Question 114: How to optimize bundle size?

  1. Code splitting
  2. Tree shaking
  3. Analyze bundle with webpack-bundle-analyzer
  4. Replace large libraries with smaller alternatives
  5. Use dynamic imports
  6. Compress (gzip/brotli)

Question 115: What is tree shaking?

Tree shaking removes unused code (dead code) from your bundle.
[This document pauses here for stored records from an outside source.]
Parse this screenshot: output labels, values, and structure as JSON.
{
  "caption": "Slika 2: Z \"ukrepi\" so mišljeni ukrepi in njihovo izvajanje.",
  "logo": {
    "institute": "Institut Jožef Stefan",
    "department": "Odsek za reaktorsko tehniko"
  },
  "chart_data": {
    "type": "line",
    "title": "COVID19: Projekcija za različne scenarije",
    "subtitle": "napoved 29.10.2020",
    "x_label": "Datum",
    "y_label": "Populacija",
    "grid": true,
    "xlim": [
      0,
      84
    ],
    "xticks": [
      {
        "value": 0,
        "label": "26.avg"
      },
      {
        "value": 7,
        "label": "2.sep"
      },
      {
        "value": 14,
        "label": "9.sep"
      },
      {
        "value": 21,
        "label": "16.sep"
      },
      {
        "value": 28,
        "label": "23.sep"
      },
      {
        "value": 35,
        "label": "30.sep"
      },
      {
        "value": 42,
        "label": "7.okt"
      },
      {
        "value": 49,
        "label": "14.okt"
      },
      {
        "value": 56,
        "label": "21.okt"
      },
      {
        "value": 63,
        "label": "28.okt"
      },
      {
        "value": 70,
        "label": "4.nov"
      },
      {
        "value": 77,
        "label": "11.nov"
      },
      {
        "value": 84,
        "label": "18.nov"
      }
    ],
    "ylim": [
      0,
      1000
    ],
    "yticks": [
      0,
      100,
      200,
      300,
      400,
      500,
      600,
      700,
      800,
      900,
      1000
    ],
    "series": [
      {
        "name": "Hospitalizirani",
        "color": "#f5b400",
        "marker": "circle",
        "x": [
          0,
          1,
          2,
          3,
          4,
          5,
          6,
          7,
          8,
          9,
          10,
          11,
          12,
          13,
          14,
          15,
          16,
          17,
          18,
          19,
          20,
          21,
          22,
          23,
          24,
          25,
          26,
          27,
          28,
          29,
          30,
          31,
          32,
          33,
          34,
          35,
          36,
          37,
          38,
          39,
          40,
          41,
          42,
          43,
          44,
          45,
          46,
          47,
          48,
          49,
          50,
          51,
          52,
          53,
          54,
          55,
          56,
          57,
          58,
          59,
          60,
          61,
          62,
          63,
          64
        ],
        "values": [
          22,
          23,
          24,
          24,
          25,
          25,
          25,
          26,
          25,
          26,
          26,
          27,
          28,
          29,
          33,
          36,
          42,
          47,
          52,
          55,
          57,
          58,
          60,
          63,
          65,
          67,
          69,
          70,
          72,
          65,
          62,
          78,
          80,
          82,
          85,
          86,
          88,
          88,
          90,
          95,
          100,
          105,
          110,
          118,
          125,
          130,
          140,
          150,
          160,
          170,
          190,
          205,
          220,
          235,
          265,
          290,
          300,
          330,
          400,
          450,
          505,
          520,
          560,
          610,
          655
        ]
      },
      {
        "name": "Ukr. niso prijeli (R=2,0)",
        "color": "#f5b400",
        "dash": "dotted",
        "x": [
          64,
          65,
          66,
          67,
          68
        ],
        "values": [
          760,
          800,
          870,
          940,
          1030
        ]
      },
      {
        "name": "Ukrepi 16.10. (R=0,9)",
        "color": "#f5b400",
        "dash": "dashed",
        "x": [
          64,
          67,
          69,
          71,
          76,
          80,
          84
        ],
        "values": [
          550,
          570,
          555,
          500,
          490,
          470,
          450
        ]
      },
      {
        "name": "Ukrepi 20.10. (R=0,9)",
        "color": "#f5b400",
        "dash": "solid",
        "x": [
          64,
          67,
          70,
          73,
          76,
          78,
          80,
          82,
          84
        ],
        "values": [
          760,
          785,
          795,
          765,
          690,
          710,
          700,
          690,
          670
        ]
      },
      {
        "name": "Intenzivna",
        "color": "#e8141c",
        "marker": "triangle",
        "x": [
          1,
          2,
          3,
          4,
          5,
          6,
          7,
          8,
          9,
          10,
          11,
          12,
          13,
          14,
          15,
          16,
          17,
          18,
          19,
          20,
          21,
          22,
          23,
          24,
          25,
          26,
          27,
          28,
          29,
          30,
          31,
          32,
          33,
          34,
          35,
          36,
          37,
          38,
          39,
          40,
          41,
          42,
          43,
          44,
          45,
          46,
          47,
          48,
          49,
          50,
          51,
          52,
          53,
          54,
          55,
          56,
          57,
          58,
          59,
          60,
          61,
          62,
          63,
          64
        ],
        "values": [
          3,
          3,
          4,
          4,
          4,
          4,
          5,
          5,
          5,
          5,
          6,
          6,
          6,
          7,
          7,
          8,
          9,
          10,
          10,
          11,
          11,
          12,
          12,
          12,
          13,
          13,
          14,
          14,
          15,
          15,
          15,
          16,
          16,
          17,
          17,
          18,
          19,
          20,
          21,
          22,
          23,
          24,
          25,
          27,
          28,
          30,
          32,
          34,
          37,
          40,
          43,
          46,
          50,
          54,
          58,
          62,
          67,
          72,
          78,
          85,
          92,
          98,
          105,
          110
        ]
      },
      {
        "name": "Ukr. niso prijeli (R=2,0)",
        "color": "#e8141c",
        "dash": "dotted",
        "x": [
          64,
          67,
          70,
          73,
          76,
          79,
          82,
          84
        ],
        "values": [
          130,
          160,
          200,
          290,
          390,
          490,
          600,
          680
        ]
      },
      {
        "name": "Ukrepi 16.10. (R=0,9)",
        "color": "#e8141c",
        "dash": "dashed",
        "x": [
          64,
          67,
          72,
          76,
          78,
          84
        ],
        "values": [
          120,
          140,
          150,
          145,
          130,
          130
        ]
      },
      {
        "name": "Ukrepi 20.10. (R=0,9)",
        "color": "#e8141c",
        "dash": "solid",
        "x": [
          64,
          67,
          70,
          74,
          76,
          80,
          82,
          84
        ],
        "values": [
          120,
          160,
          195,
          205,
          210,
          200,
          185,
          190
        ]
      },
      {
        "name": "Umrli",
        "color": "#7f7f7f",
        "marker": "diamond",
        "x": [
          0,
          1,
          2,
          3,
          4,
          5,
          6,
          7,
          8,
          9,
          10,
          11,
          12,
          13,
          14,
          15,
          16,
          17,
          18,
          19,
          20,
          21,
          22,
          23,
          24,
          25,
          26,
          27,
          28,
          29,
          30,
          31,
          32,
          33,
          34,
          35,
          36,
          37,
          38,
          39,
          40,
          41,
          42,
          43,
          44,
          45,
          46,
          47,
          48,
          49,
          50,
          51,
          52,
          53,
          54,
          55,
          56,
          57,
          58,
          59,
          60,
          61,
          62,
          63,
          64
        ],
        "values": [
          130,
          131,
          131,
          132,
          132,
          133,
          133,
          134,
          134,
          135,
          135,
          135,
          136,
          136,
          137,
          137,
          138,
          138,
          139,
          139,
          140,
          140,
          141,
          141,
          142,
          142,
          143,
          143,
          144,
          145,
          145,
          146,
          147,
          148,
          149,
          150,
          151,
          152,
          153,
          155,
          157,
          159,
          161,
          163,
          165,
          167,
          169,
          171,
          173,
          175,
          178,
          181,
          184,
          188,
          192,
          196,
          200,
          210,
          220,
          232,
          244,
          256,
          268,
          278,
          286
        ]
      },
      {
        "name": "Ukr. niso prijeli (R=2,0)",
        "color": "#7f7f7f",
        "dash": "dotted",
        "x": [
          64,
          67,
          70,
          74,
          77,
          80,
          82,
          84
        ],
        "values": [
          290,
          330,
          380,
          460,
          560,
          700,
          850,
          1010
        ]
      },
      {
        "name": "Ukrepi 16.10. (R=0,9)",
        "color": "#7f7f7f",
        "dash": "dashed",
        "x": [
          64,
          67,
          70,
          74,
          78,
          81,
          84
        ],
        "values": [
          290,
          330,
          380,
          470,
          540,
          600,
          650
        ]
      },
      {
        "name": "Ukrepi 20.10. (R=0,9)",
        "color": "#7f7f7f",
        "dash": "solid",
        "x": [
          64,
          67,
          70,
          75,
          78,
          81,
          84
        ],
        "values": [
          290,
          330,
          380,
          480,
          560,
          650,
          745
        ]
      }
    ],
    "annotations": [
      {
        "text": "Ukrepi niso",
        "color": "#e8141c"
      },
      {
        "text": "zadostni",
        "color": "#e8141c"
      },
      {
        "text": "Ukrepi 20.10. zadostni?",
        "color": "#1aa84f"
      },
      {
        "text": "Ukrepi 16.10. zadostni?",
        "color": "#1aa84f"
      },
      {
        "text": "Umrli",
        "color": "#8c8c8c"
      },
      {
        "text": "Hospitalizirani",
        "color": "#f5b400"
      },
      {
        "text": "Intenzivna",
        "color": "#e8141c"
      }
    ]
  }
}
It's enabled by default in modern bundlers like Webpack and Rollup.


Question 116: What is the React Profiler API?

The Profiler component measures how often your application renders and what the "cost" of rendering is.

Example:

import { Profiler } from 'react';

function onRenderCallback(
  id,
  phase,
  actualDuration,
  baseDuration,
  startTime,
  commitTime,
  interactions
) {
  console.log('Render:', id, 'took', actualDuration, 'ms');
}

function App() {
  return (
    <Profiler id="App" onRender={onRenderCallback}>
      <MyApplication />
    </Profiler>
  );
}

Question 117: What is the difference between actualDuration and baseDuration?

  • actualDuration: Time spent rendering the subtree including memoized components
  • baseDuration: Time it would take to render the entire subtree without memoization

Question 118: Should you use memo everywhere?

No! Memoization has a cost. Only use it when:

  1. The component renders often
  2. It renders with the same props
  3. It's expensive to render

Question 119: What is the cost of memoization?

Memoization takes:

  • Memory to store the memoized values
  • Time to compare previous and current props/inputs

Question 120: What is the best way to optimize list rendering?

Use virtualization/windowing (react-window or react-virtualized) for long lists, and ensure proper key usage!